# Me, myself and conjugate permutations

• Chen
In summary, there is a general method for finding a permutation \tau in Sn such that \rho = \tau ^{-1} \sigma \tau. It involves using the conjugation lemma and thinking of change of basis in a vector space. This method was used to find \tau for the given example in S6. The method should work every time and is commonly taught in modern algebra courses. The conversation also includes greetings and small talk between the speakers.
Chen
Hi,

Is there a general method, given $$\sigma$$ and $$\rho$$ in Sn, for finding a permutation $$\tau$$ in Sn such that $$\rho = \tau ^{-1} \sigma \tau$$? I know how to do it when $$\sigma$$ and $$\rho$$ are made of a single k-cycle, but what happens when they are more complex?

For example, for:
$$\sigma = (1, 2)(3, 4)$$
$$\rho = (5, 6)(1, 3)$$
In S6.

Thanks,
Chen

Last edited:
Do you know you've just solved me a problem I've been working on all day? (By reminding me of conjugation).

Now to current business: I don't remember it precisely, but isn't the conjugation lemma suppose to do the trick? Or does it work only with k-circles?

As a hint you could try thinking of change of basis in a vector space where we realize the permutations as a permutation of basis elements. That ought to work.

Palindrom said:
Do you know you've just solved me a problem I've been working on all day? (By reminding me of conjugation).

Now to current business: I don't remember it precisely, but isn't the conjugation lemma suppose to do the trick? Or does it work only with k-circles?
Glad I could help.

I figured it out, by trial and error. I needed to find $$\tau \in S_6$$ such that:
$$\tau (1, 2)(3, 4) \tau ^{-1} = (5, 6)(1, 3)$$
Which can be written as:
$$\tau (1, 2)\tau ^{-1} \tau (3, 4) \tau ^{-1} = (5, 6)(1, 3)$$
So I assumed that:
$$\tau (1, 2) \tau ^{-1} = (5, 6)$$
$$\tau (3, 4) \tau ^{-1} = (1, 3)$$
Which means that:
$$\tau (1) = 5$$
$$\tau (2) = 6$$
$$\tau (3) = 1$$
$$\tau (4) = 3$$
So I get:
$$\tau = (4, 3, 1)(1, 5)(2, 6)$$

Hopefully though this wasn't a fluke and this method will work all the time. Matt, unfortunately I don't really know what you're talking about... or maybe I know it by a different name. Thanks thought.

It should work every time, if I remember my first modern algebra course correctly.

Oh, and Hag Sameah :)

Thank you very much, Happy Passover.

Pessah my friend, I'm from Haifa.

Yeah, I thought so.

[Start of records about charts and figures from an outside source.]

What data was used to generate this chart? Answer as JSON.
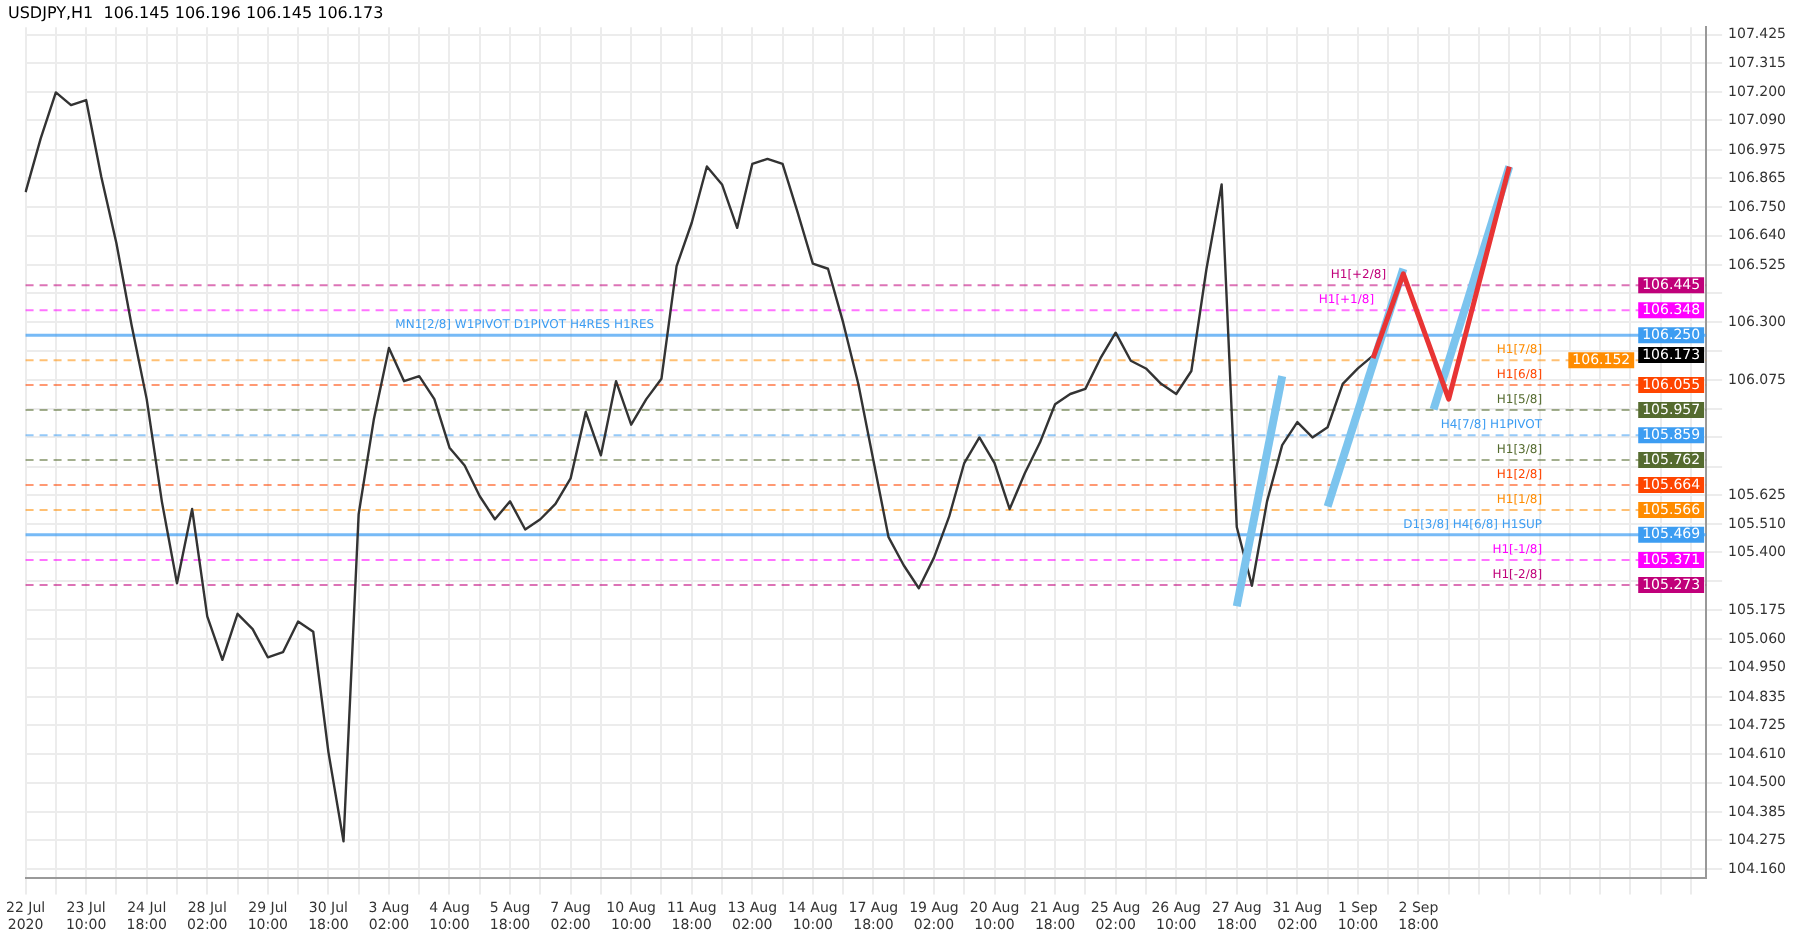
{
  "chart_data": {
    "type": "line",
    "title": "USDJPY,H1  106.145 106.196 106.145 106.173",
    "marker": "none",
    "grid": true,
    "legend": false,
    "categories": [
      "22 Jul 2020",
      null,
      null,
      null,
      "23 Jul 10:00",
      null,
      null,
      null,
      "24 Jul 18:00",
      null,
      null,
      null,
      "28 Jul 02:00",
      null,
      null,
      null,
      "29 Jul 10:00",
      null,
      null,
      null,
      "30 Jul 18:00",
      null,
      null,
      null,
      "3 Aug 02:00",
      null,
      null,
      null,
      "4 Aug 10:00",
      null,
      null,
      null,
      "5 Aug 18:00",
      null,
      null,
      null,
      "7 Aug 02:00",
      null,
      null,
      null,
      "10 Aug 10:00",
      null,
      null,
      null,
      "11 Aug 18:00",
      null,
      null,
      null,
      "13 Aug 02:00",
      null,
      null,
      null,
      "14 Aug 10:00",
      null,
      null,
      null,
      "17 Aug 18:00",
      null,
      null,
      null,
      "19 Aug 02:00",
      null,
      null,
      null,
      "20 Aug 10:00",
      null,
      null,
      null,
      "21 Aug 18:00",
      null,
      null,
      null,
      "25 Aug 02:00",
      null,
      null,
      null,
      "26 Aug 10:00",
      null,
      null,
      null,
      "27 Aug 18:00",
      null,
      null,
      null,
      "31 Aug 02:00",
      null,
      null,
      null,
      "1 Sep 10:00",
      null,
      null,
      null,
      "2 Sep 18:00",
      null,
      null,
      null,
      null,
      null,
      null,
      null,
      null,
      null,
      null,
      null,
      null,
      null,
      null,
      null,
      null,
      null,
      null,
      null
    ],
    "ylim": [
      104.125,
      107.455
    ],
    "yticks": [
      107.425,
      107.315,
      {
        "value": 107.2,
        "label": "107.200"
      },
      {
        "value": 107.09,
        "label": "107.090"
      },
      106.975,
      106.865,
      {
        "value": 106.75,
        "label": "106.750"
      },
      {
        "value": 106.64,
        "label": "106.640"
      },
      106.525,
      {
        "value": 106.415,
        "label": null
      },
      {
        "value": 106.3,
        "label": "106.300"
      },
      {
        "value": 106.19,
        "label": null
      },
      106.075,
      {
        "value": 105.96,
        "label": null
      },
      {
        "value": 105.85,
        "label": null
      },
      {
        "value": 105.735,
        "label": null
      },
      105.625,
      {
        "value": 105.51,
        "label": "105.510"
      },
      {
        "value": 105.4,
        "label": "105.400"
      },
      {
        "value": 105.29,
        "label": null
      },
      105.175,
      {
        "value": 105.06,
        "label": "105.060"
      },
      {
        "value": 104.95,
        "label": "104.950"
      },
      104.835,
      104.725,
      {
        "value": 104.61,
        "label": "104.610"
      },
      {
        "value": 104.5,
        "label": "104.500"
      },
      104.385,
      104.275,
      {
        "value": 104.16,
        "label": "104.160"
      }
    ],
    "ref_lines": [
      {
        "axis": "y",
        "value": 106.445,
        "label": "H1[+2/8]",
        "color": "#c0007a",
        "line_style": "dashed"
      },
      {
        "axis": "y",
        "value": 106.348,
        "label": "H1[+1/8]",
        "color": "#ff00ff",
        "line_style": "dashed"
      },
      {
        "axis": "y",
        "value": 106.25,
        "label": "MN1[2/8] W1PIVOT D1PIVOT H4RES H1RES",
        "color": "#3d9df2",
        "line_style": "solid"
      },
      {
        "axis": "y",
        "value": 106.152,
        "label": "H1[7/8]",
        "color": "#ff8c00",
        "line_style": "dashed"
      },
      {
        "axis": "y",
        "value": 106.055,
        "label": "H1[6/8]",
        "color": "#ff4500",
        "line_style": "dashed"
      },
      {
        "axis": "y",
        "value": 105.957,
        "label": "H1[5/8]",
        "color": "#556b2f",
        "line_style": "dashed"
      },
      {
        "axis": "y",
        "value": 105.859,
        "label": "H4[7/8] H1PIVOT",
        "color": "#3d9df2",
        "line_style": "dashed"
      },
      {
        "axis": "y",
        "value": 105.762,
        "label": "H1[3/8]",
        "color": "#556b2f",
        "line_style": "dashed"
      },
      {
        "axis": "y",
        "value": 105.664,
        "label": "H1[2/8]",
        "color": "#ff4500",
        "line_style": "dashed"
      },
      {
        "axis": "y",
        "value": 105.566,
        "label": "H1[1/8]",
        "color": "#ff8c00",
        "line_style": "dashed"
      },
      {
        "axis": "y",
        "value": 105.469,
        "label": "D1[3/8] H4[6/8] H1SUP",
        "color": "#3d9df2",
        "line_style": "solid"
      },
      {
        "axis": "y",
        "value": 105.371,
        "label": "H1[-1/8]",
        "color": "#ff00ff",
        "line_style": "dashed"
      },
      {
        "axis": "y",
        "value": 105.273,
        "label": "H1[-2/8]",
        "color": "#c0007a",
        "line_style": "dashed"
      }
    ],
    "annotations": [
      {
        "text": "106.445",
        "y": 106.445
      },
      {
        "text": "106.348",
        "y": 106.348
      },
      {
        "text": "106.250",
        "y": 106.25
      },
      {
        "text": "106.173",
        "y": 106.173
      },
      {
        "text": "106.152",
        "y": 106.152
      },
      {
        "text": "106.055",
        "y": 106.055
      },
      {
        "text": "105.957",
        "y": 105.957
      },
      {
        "text": "105.859",
        "y": 105.859
      },
      {
        "text": "105.762",
        "y": 105.762
      },
      {
        "text": "105.664",
        "y": 105.664
      },
      {
        "text": "105.566",
        "y": 105.566
      },
      {
        "text": "105.469",
        "y": 105.469
      },
      {
        "text": "105.371",
        "y": 105.371
      },
      {
        "text": "105.273",
        "y": 105.273
      }
    ],
    "series": [
      {
        "color": "#333333",
        "values": [
          106.81,
          107.02,
          107.2,
          107.15,
          107.17,
          106.87,
          106.61,
          106.29,
          106.0,
          105.6,
          105.28,
          105.57,
          105.15,
          104.98,
          105.16,
          105.1,
          104.99,
          105.01,
          105.13,
          105.09,
          104.62,
          104.27,
          105.55,
          105.92,
          106.2,
          106.07,
          106.09,
          106.0,
          105.81,
          105.74,
          105.62,
          105.53,
          105.6,
          105.49,
          105.53,
          105.59,
          105.69,
          105.95,
          105.78,
          106.07,
          105.9,
          106.0,
          106.08,
          106.52,
          106.69,
          106.91,
          106.84,
          106.67,
          106.92,
          106.94,
          106.92,
          106.73,
          106.53,
          106.51,
          106.3,
          106.06,
          105.76,
          105.46,
          105.35,
          105.26,
          105.38,
          105.54,
          105.75,
          105.85,
          105.75,
          105.57,
          105.71,
          105.83,
          105.98,
          106.02,
          106.04,
          106.16,
          106.26,
          106.15,
          106.12,
          106.06,
          106.02,
          106.11,
          106.51,
          106.84,
          105.5,
          105.27,
          105.6,
          105.82,
          105.91,
          105.85,
          105.89,
          106.06,
          106.12,
          106.17,
          null,
          null,
          null,
          null,
          null,
          null,
          null,
          null,
          null,
          null,
          null,
          null,
          null,
          null,
          null,
          null,
          null,
          null,
          null,
          null,
          null,
          null
        ]
      },
      {
        "color": "#7cc4ee",
        "values": [
          null,
          null,
          null,
          null,
          null,
          null,
          null,
          null,
          null,
          null,
          null,
          null,
          null,
          null,
          null,
          null,
          null,
          null,
          null,
          null,
          null,
          null,
          null,
          null,
          null,
          null,
          null,
          null,
          null,
          null,
          null,
          null,
          null,
          null,
          null,
          null,
          null,
          null,
          null,
          null,
          null,
          null,
          null,
          null,
          null,
          null,
          null,
          null,
          null,
          null,
          null,
          null,
          null,
          null,
          null,
          null,
          null,
          null,
          null,
          null,
          null,
          null,
          null,
          null,
          null,
          null,
          null,
          null,
          null,
          null,
          null,
          null,
          null,
          null,
          null,
          null,
          null,
          null,
          null,
          null,
          105.19,
          null,
          null,
          106.09,
          null,
          null,
          null,
          null,
          null,
          null,
          null,
          null,
          null,
          null,
          null,
          null,
          null,
          null,
          null,
          null,
          null,
          null,
          null,
          null,
          null,
          null,
          null,
          null,
          null,
          null,
          null,
          null
        ]
      },
      {
        "color": "#7cc4ee",
        "values": [
          null,
          null,
          null,
          null,
          null,
          null,
          null,
          null,
          null,
          null,
          null,
          null,
          null,
          null,
          null,
          null,
          null,
          null,
          null,
          null,
          null,
          null,
          null,
          null,
          null,
          null,
          null,
          null,
          null,
          null,
          null,
          null,
          null,
          null,
          null,
          null,
          null,
          null,
          null,
          null,
          null,
          null,
          null,
          null,
          null,
          null,
          null,
          null,
          null,
          null,
          null,
          null,
          null,
          null,
          null,
          null,
          null,
          null,
          null,
          null,
          null,
          null,
          null,
          null,
          null,
          null,
          null,
          null,
          null,
          null,
          null,
          null,
          null,
          null,
          null,
          null,
          null,
          null,
          null,
          null,
          null,
          null,
          null,
          null,
          null,
          null,
          105.58,
          null,
          null,
          null,
          null,
          106.51,
          null,
          null,
          null,
          null,
          null,
          null,
          null,
          null,
          null,
          null,
          null,
          null,
          null,
          null,
          null,
          null,
          null,
          null,
          null,
          null
        ]
      },
      {
        "color": "#7cc4ee",
        "values": [
          null,
          null,
          null,
          null,
          null,
          null,
          null,
          null,
          null,
          null,
          null,
          null,
          null,
          null,
          null,
          null,
          null,
          null,
          null,
          null,
          null,
          null,
          null,
          null,
          null,
          null,
          null,
          null,
          null,
          null,
          null,
          null,
          null,
          null,
          null,
          null,
          null,
          null,
          null,
          null,
          null,
          null,
          null,
          null,
          null,
          null,
          null,
          null,
          null,
          null,
          null,
          null,
          null,
          null,
          null,
          null,
          null,
          null,
          null,
          null,
          null,
          null,
          null,
          null,
          null,
          null,
          null,
          null,
          null,
          null,
          null,
          null,
          null,
          null,
          null,
          null,
          null,
          null,
          null,
          null,
          null,
          null,
          null,
          null,
          null,
          null,
          null,
          null,
          null,
          null,
          null,
          null,
          null,
          105.96,
          null,
          null,
          null,
          null,
          106.91,
          null,
          null,
          null,
          null,
          null,
          null,
          null,
          null,
          null,
          null,
          null,
          null,
          null
        ]
      },
      {
        "color": "#e83434",
        "values": [
          null,
          null,
          null,
          null,
          null,
          null,
          null,
          null,
          null,
          null,
          null,
          null,
          null,
          null,
          null,
          null,
          null,
          null,
          null,
          null,
          null,
          null,
          null,
          null,
          null,
          null,
          null,
          null,
          null,
          null,
          null,
          null,
          null,
          null,
          null,
          null,
          null,
          null,
          null,
          null,
          null,
          null,
          null,
          null,
          null,
          null,
          null,
          null,
          null,
          null,
          null,
          null,
          null,
          null,
          null,
          null,
          null,
          null,
          null,
          null,
          null,
          null,
          null,
          null,
          null,
          null,
          null,
          null,
          null,
          null,
          null,
          null,
          null,
          null,
          null,
          null,
          null,
          null,
          null,
          null,
          null,
          null,
          null,
          null,
          null,
          null,
          null,
          null,
          null,
          106.16,
          null,
          106.49,
          null,
          null,
          106.0,
          null,
          null,
          null,
          106.91,
          null,
          null,
          null,
          null,
          null,
          null,
          null,
          null,
          null,
          null,
          null,
          null,
          null
        ]
      }
    ]
  }
}
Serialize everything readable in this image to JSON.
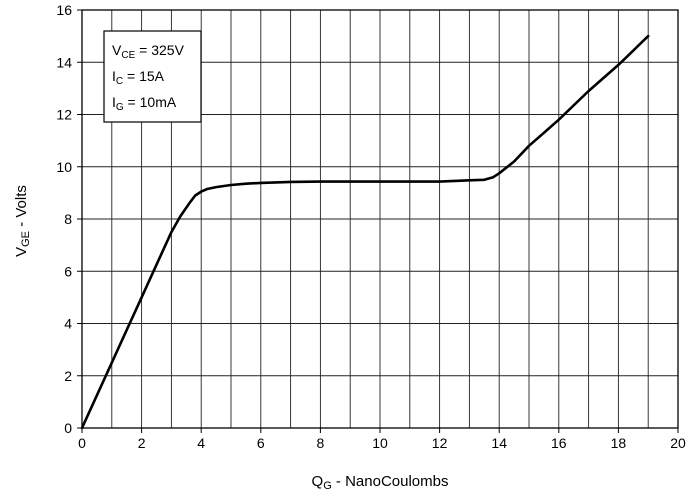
{
  "chart_data": {
    "type": "line",
    "xlabel": {
      "main": "Q",
      "sub": "G",
      "rest": " - NanoCoulombs"
    },
    "ylabel": {
      "main": "V",
      "sub": "GE",
      "rest": " - Volts"
    },
    "xlim": [
      0,
      20
    ],
    "ylim": [
      0,
      16
    ],
    "xticks": [
      0,
      2,
      4,
      6,
      8,
      10,
      12,
      14,
      16,
      18,
      20
    ],
    "yticks": [
      0,
      2,
      4,
      6,
      8,
      10,
      12,
      14,
      16
    ],
    "minor_x_step": 1,
    "grid": true,
    "line_color": "#000000",
    "legend": {
      "placement": "top-left",
      "entries": [
        {
          "main": "V",
          "sub": "CE",
          "rest": " = 325V"
        },
        {
          "main": "I",
          "sub": "C",
          "rest": " = 15A"
        },
        {
          "main": "I",
          "sub": "G",
          "rest": " = 10mA"
        }
      ]
    },
    "series": [
      {
        "x": [
          0,
          0.5,
          1.0,
          1.5,
          2.0,
          2.5,
          3.0,
          3.3,
          3.6,
          3.8,
          4.0,
          4.2,
          4.5,
          5.0,
          5.5,
          6.0,
          6.5,
          7.0,
          8.0,
          9.0,
          10.0,
          11.0,
          12.0,
          12.5,
          13.0,
          13.5,
          13.8,
          14.0,
          14.5,
          15.0,
          15.5,
          16.0,
          17.0,
          18.0,
          19.0
        ],
        "y": [
          0,
          1.25,
          2.5,
          3.75,
          5.0,
          6.25,
          7.5,
          8.1,
          8.6,
          8.9,
          9.05,
          9.15,
          9.22,
          9.3,
          9.35,
          9.38,
          9.4,
          9.42,
          9.43,
          9.43,
          9.43,
          9.43,
          9.43,
          9.46,
          9.48,
          9.5,
          9.6,
          9.75,
          10.2,
          10.8,
          11.3,
          11.8,
          12.9,
          13.9,
          15.0
        ]
      }
    ]
  }
}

I think I know you from ASAT.

It's a small world after all...

## 1. What is a conjugate permutation?

A conjugate permutation is a rearrangement of the elements in a permutation, where the order of the elements remains the same but the elements themselves are replaced with their corresponding conjugates.

## 2. What is the significance of conjugate permutations?

Conjugate permutations are important in group theory and algebra, as they can provide insight into the structure and symmetry of groups. They also have applications in combinatorics and cryptography.

## 3. How do you find the conjugate of a permutation?

To find the conjugate of a permutation, you must first identify the corresponding conjugates of each element in the permutation. Then, you can rearrange the elements in the same order as the original permutation, but with their conjugates substituted in.

## 4. Can a permutation be conjugate to itself?

Yes, a permutation can be conjugate to itself if all of its elements are self-conjugate. This means that the conjugate of each element is equal to the element itself.

## 5. What is the difference between a conjugate permutation and an inverse permutation?

A conjugate permutation is a rearrangement of the elements in a permutation using their conjugates, while an inverse permutation is a rearrangement of the elements in reverse order. In other words, a conjugate permutation preserves the order of the elements, while an inverse permutation reverses the order.